Example 2: Nasal Drug Delivery

In another embodiment, the system 200 can be adapted for nasal drug delivery, which can be useful for administering medication that benefits from rapid absorption through the nasal mucosa. A healthcare provider selects the autoinjector 101, which can be pre-filled with a medication suitable for nasal administration, such as a fast-acting pain reliever or an anti-seizure medication. The provider attaches a nasal delivery attachment 306, which can fit comfortably into the nostril of the patient and ensure that the medication is dispersed within the nasal cavity.

Where the adaptor 100 is attached to the autoinjector 101, the provider can position the nasal end of the adapter 100 into the nostril of the patient and activate the autoinjector 101. The medication can be delivered as a fine mist, optimized for rapid absorption through the nasal passages.

After the administration is complete, the nasal adapter can be removed from the autoinjector 101 and either disposed of or cleaned for reuse. The method of nasal medication delivery is not only efficient but also minimizes the discomfort often associated with nasal administration, improving the patient experience and reducing stress for both the patient and the healthcare provider.
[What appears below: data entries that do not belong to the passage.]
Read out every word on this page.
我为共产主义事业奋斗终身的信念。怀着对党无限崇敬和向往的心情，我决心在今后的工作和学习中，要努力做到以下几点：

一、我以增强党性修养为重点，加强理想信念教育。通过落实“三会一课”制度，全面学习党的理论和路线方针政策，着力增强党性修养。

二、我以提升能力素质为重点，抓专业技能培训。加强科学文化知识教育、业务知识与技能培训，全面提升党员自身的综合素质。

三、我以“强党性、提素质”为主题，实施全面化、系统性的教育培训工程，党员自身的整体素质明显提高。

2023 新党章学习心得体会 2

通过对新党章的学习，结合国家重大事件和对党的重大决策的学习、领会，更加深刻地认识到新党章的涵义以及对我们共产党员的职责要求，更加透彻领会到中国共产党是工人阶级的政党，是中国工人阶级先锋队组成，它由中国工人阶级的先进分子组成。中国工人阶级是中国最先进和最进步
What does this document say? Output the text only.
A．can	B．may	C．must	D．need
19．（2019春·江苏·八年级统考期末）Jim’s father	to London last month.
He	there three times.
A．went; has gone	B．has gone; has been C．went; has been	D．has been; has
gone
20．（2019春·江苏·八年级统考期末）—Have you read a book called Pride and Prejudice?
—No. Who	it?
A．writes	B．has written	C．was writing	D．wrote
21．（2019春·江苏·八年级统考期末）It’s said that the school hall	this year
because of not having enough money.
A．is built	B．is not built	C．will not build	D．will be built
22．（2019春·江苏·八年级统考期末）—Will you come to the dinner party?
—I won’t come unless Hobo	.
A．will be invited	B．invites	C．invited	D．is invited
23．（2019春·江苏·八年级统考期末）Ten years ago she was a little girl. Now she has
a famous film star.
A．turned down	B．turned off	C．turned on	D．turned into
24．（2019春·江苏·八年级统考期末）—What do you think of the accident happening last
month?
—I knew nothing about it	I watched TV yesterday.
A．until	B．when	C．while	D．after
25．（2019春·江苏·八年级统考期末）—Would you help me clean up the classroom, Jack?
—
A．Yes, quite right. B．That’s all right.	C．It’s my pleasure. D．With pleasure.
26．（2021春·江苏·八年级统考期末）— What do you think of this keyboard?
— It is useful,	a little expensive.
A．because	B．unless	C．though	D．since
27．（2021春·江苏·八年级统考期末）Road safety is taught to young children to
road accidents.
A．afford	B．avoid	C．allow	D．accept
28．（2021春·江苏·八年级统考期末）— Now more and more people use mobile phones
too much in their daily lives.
Example embodiments are provided so that this disclosure will be thorough, and will fully convey the scope to those who are skilled in the art. Numerous specific details are set forth such as examples of specific components, devices, and methods, to provide a thorough understanding of embodiments of the present disclosure. It will be apparent to those skilled in the art that specific details need not be employed, that example embodiments may be embodied in many different forms, and that neither should be construed to limit the scope of the disclosure. In some example embodiments, well-known processes, well-known device structures, and well-known technologies are not described in detail. Equivalent changes, modifications and variations of some embodiments, materials, compositions and methods can be made within the scope of the present technology, with substantially similar results.